Já na ação popular repousa um interessante instrumento de pouco conhecimento da população. Trata-se de um direito de qualquer cidadão de fiscalizar o Estado. “Qualquer cidadão é parte legítima para propor ação popular que vise anular ato lesivo ao patrimônio público ou de entidade de que o Estado participe, à moralidade administrativa, ao meio ambiente e ao patrimônio histórico e cultural, ficando o autor, salvo comprovada má-fé, isento de custas judiciais e de ônus da sucumbência”, explica o texto legal.
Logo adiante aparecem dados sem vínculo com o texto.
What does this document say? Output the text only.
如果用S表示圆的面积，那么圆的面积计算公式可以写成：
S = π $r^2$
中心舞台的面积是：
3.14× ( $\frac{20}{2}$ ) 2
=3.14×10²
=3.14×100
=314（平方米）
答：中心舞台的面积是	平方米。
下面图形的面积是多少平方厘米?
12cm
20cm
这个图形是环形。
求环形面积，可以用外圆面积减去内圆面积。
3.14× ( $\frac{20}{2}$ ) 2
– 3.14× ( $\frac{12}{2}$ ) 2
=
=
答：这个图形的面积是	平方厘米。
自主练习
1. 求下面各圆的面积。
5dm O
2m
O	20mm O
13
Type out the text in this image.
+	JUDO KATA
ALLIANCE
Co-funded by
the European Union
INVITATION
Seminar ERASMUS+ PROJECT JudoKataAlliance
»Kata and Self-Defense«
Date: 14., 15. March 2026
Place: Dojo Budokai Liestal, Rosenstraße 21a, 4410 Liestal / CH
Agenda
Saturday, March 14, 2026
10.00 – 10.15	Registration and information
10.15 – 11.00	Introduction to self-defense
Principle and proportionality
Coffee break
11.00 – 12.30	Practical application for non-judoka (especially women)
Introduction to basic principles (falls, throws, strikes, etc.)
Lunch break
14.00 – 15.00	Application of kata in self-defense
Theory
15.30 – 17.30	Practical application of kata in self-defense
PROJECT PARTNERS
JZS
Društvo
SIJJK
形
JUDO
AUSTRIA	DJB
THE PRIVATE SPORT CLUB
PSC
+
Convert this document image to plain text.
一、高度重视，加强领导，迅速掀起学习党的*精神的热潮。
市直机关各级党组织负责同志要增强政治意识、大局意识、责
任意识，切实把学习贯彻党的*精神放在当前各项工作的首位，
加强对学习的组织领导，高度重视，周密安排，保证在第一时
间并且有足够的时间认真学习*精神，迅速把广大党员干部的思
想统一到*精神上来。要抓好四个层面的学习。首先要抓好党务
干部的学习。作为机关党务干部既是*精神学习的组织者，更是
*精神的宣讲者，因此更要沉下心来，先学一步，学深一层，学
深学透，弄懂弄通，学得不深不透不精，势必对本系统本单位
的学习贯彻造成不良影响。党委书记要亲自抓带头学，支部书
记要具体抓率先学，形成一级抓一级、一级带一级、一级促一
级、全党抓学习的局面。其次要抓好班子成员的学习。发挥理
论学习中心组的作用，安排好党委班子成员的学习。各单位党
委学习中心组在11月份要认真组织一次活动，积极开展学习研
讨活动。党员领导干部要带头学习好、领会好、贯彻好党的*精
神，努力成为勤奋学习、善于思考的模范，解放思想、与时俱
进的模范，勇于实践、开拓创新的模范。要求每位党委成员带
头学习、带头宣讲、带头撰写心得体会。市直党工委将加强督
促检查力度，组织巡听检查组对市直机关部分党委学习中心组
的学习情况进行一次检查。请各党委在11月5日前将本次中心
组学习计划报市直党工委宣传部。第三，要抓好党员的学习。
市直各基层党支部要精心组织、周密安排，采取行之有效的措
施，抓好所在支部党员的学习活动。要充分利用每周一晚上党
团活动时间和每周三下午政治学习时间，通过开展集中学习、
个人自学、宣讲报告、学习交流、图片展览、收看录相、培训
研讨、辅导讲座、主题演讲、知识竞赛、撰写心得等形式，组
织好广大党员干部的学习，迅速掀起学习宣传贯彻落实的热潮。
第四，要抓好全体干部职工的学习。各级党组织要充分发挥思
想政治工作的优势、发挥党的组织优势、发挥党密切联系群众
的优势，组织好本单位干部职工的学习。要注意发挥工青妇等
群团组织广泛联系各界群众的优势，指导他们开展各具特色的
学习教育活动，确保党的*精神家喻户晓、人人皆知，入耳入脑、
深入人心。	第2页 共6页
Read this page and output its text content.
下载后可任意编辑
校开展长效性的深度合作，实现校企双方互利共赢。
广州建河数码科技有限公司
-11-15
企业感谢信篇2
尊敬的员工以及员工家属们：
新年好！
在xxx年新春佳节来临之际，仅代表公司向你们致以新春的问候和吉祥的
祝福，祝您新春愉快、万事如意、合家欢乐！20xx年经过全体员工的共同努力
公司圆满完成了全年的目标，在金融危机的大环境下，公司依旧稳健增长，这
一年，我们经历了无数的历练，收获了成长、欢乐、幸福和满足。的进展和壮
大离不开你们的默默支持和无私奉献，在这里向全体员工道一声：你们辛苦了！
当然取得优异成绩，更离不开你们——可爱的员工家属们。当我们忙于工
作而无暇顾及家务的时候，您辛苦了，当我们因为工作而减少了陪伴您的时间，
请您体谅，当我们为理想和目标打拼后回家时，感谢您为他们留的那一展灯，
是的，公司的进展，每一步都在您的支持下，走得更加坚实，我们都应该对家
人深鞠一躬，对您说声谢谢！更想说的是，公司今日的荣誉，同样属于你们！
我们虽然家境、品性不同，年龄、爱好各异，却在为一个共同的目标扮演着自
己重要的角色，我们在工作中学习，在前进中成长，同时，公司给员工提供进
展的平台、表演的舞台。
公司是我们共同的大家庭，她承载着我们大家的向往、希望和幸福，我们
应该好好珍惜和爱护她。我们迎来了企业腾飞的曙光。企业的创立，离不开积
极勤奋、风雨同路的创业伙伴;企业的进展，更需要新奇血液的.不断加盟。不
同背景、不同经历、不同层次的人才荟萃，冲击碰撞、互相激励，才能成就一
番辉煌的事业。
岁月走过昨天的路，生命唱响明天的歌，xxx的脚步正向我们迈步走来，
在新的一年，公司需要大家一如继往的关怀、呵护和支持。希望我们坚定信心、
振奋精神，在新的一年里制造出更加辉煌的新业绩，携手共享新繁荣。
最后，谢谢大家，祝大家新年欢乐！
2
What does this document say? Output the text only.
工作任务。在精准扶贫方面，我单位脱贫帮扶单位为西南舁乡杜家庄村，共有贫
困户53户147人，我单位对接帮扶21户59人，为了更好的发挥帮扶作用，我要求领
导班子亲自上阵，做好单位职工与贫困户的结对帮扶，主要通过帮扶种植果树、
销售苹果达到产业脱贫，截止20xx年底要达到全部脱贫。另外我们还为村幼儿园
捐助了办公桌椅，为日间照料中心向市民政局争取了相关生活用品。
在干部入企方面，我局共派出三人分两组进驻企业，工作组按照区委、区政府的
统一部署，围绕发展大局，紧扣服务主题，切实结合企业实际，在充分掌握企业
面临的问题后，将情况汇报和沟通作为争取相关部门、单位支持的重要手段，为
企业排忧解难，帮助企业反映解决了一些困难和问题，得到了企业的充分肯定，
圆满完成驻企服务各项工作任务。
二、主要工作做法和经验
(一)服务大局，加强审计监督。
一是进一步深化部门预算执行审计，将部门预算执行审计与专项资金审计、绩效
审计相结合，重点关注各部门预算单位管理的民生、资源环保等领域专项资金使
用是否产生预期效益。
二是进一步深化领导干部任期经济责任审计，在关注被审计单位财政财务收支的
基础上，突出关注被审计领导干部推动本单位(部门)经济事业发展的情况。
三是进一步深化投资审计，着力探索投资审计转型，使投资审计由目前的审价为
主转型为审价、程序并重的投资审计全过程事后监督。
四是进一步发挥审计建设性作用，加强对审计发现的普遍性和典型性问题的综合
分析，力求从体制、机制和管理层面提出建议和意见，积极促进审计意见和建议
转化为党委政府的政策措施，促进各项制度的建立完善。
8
Do Estado Democrático de Direito
Finalmente, a Constituição Cidadã representa um marco na defesa do Estado Democrático de Direito. Este, afinal, deve ser um dos papeis do Direito. “Atravessamos o mar revolto que incluiu tentativa de golpe de Estado. Entendemos (quase) tardiamente que devemos considerar o Direito como um grau acentuado de autonomia frente à política, moral e econômica”, como explica o professor jurista Lênio Streck.
“De todo modo, continuo propondo o que já fizera no dia 6 de outubro de 1988, quando fiz meu primeiro judicial review tornando não recepcionado o procedimento judicialiforme (Lei 6.416): a resistência constitucional. Cunhei a frase em 2014: cumprir e propugnar pela legalidade constitucional hoje é um ato revolucionário. Sejamos revolucionários”, finaliza Streck.